The Georgia Bulletin

Wed, Dec 3, 2008


What I Have Seen and Heard - Archbishop Gregory's Weekly Column

Church workers recover rotting bodies at Indian Marian shrine

Published: 2004-12-30

VAILANKANNI, India (CNS) -- Amid the stench of rotting bodies and decaying garbage, Thanjavur Bishop Devadass Ambrose Mariadoss spent several days at India's most popular Marian shrine to oversee post-tsunami relief efforts.

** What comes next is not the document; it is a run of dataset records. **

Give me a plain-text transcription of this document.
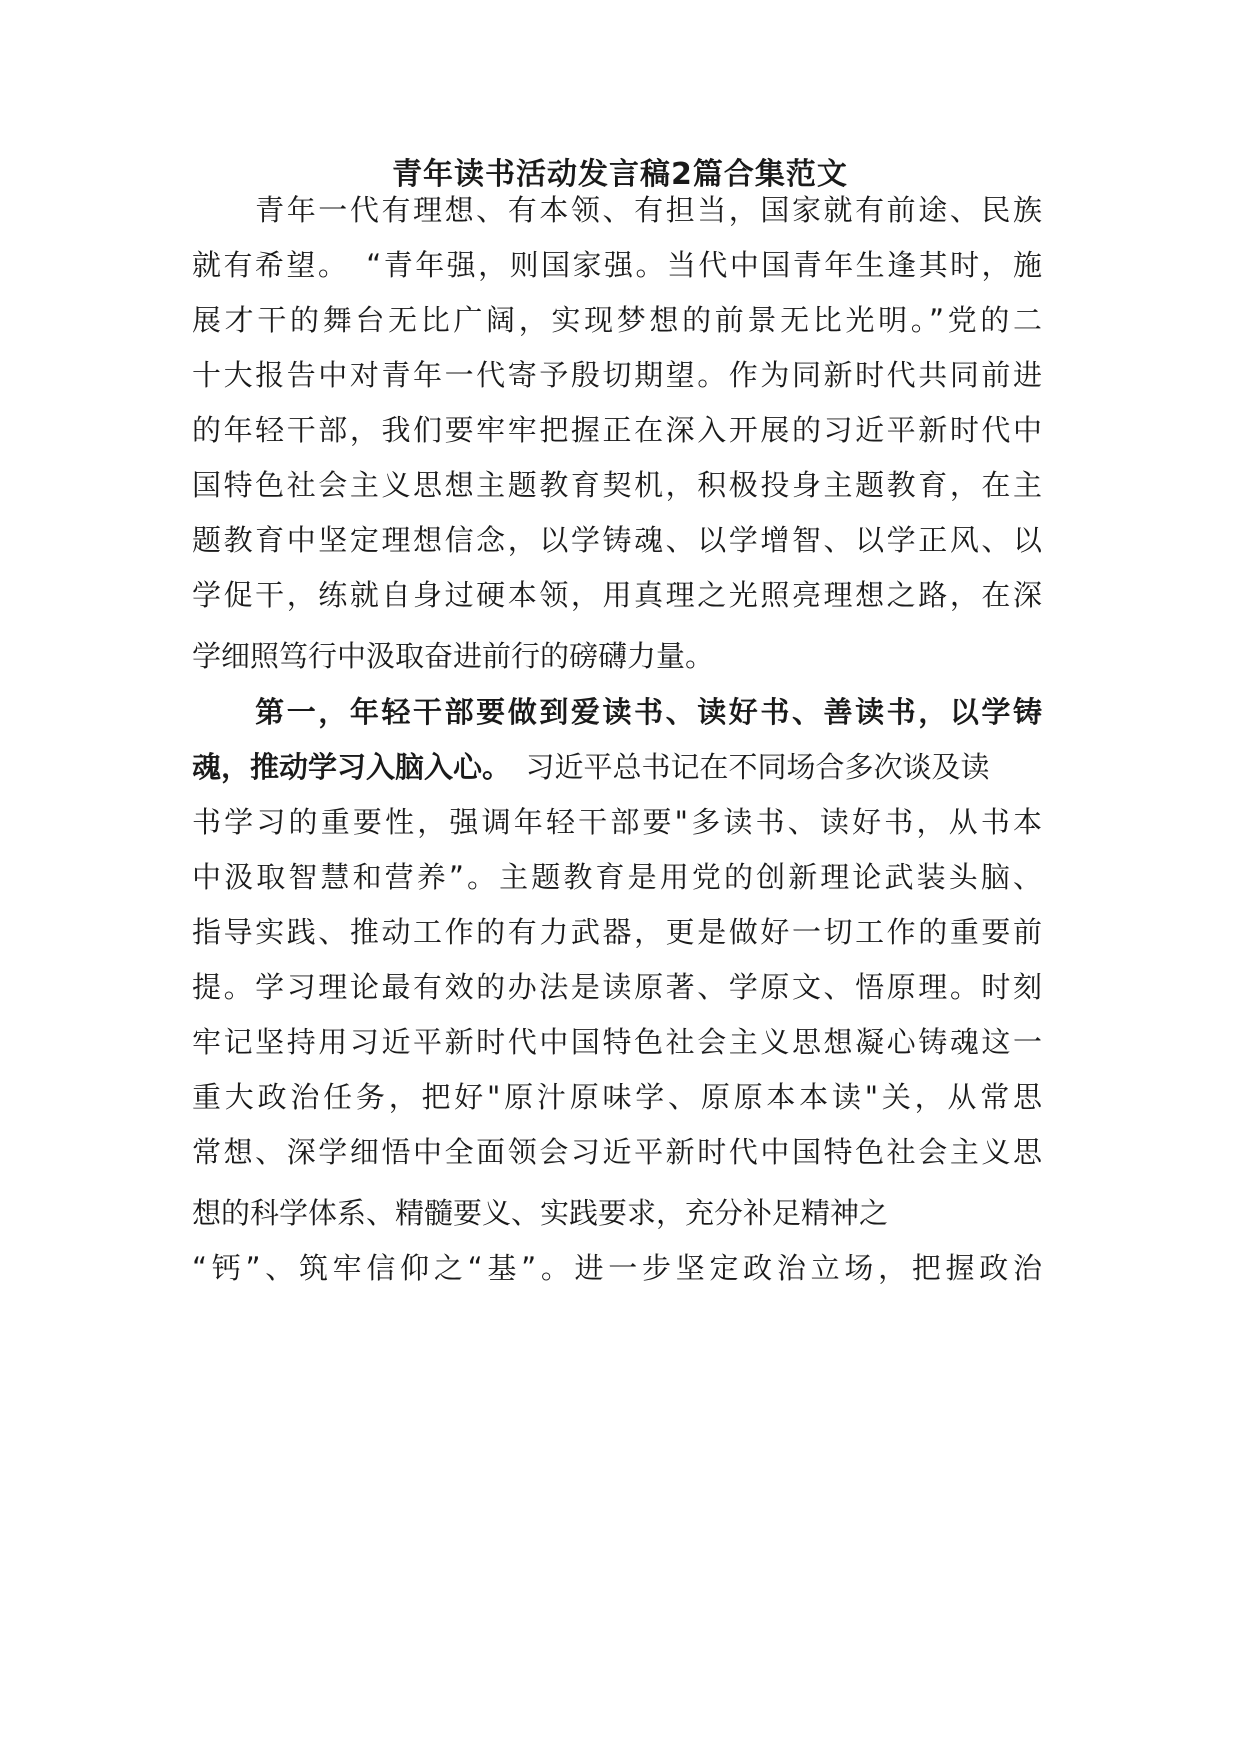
青年读书活动发言稿2篇合集范文
　　青年一代有理想、有本领、有担当，国家就有前途、民族
就有希望。　“青年强，则国家强。当代中国青年生逢其时，施
展才干的舞台无比广阔，实现梦想的前景无比光明。”党的二
十大报告中对青年一代寄予殷切期望。作为同新时代共同前进
的年轻干部，我们要牢牢把握正在深入开展的习近平新时代中
国特色社会主义思想主题教育契机，积极投身主题教育，在主
题教育中坚定理想信念，以学铸魂、以学增智、以学正风、以
学促干，练就自身过硬本领，用真理之光照亮理想之路，在深
学细照笃行中汲取奋进前行的磅礴力量。
　　第一，年轻干部要做到爱读书、读好书、善读书，以学铸
魂，推动学习入脑入心。　习近平总书记在不同场合多次谈及读
书学习的重要性，强调年轻干部要"多读书、读好书，从书本
中汲取智慧和营养”。主题教育是用党的创新理论武装头脑、
指导实践、推动工作的有力武器，更是做好一切工作的重要前
提。学习理论最有效的办法是读原著、学原文、悟原理。时刻
牢记坚持用习近平新时代中国特色社会主义思想凝心铸魂这一
重大政治任务，把好"原汁原味学、原原本本读"关，从常思
常想、深学细悟中全面领会习近平新时代中国特色社会主义思
想的科学体系、精髓要义、实践要求，充分补足精神之
“钙”、筑牢信仰之“基”。进一步坚定政治立场，把握政治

Barefoot volunteers, with faces covered by surgical masks or even handkerchiefs, removed rotting bodies from mountains of debris: houses, shops, remains of thatched sheds, boats and animal carcasses strewn around the scenic beach in front of the Basilica of Our Lady of Good Health. The shrine, which draws 20 million pilgrims annually, remained untouched. More than 1,000 people, including hundreds of pilgrims, perished within a one-kilometer (.62-mile) radius of the basilica Dec. 26 when tsunamis triggered by a magnitude 9 earthquake deep in the Indian Ocean hit the coast. "The worst is over. We are gradually recovering from the shock," Bishop Mariadoss said Dec. 30. The same day, false warnings of another tsunami caused panic as people -- including the shrine's cooks -- fled to higher ground.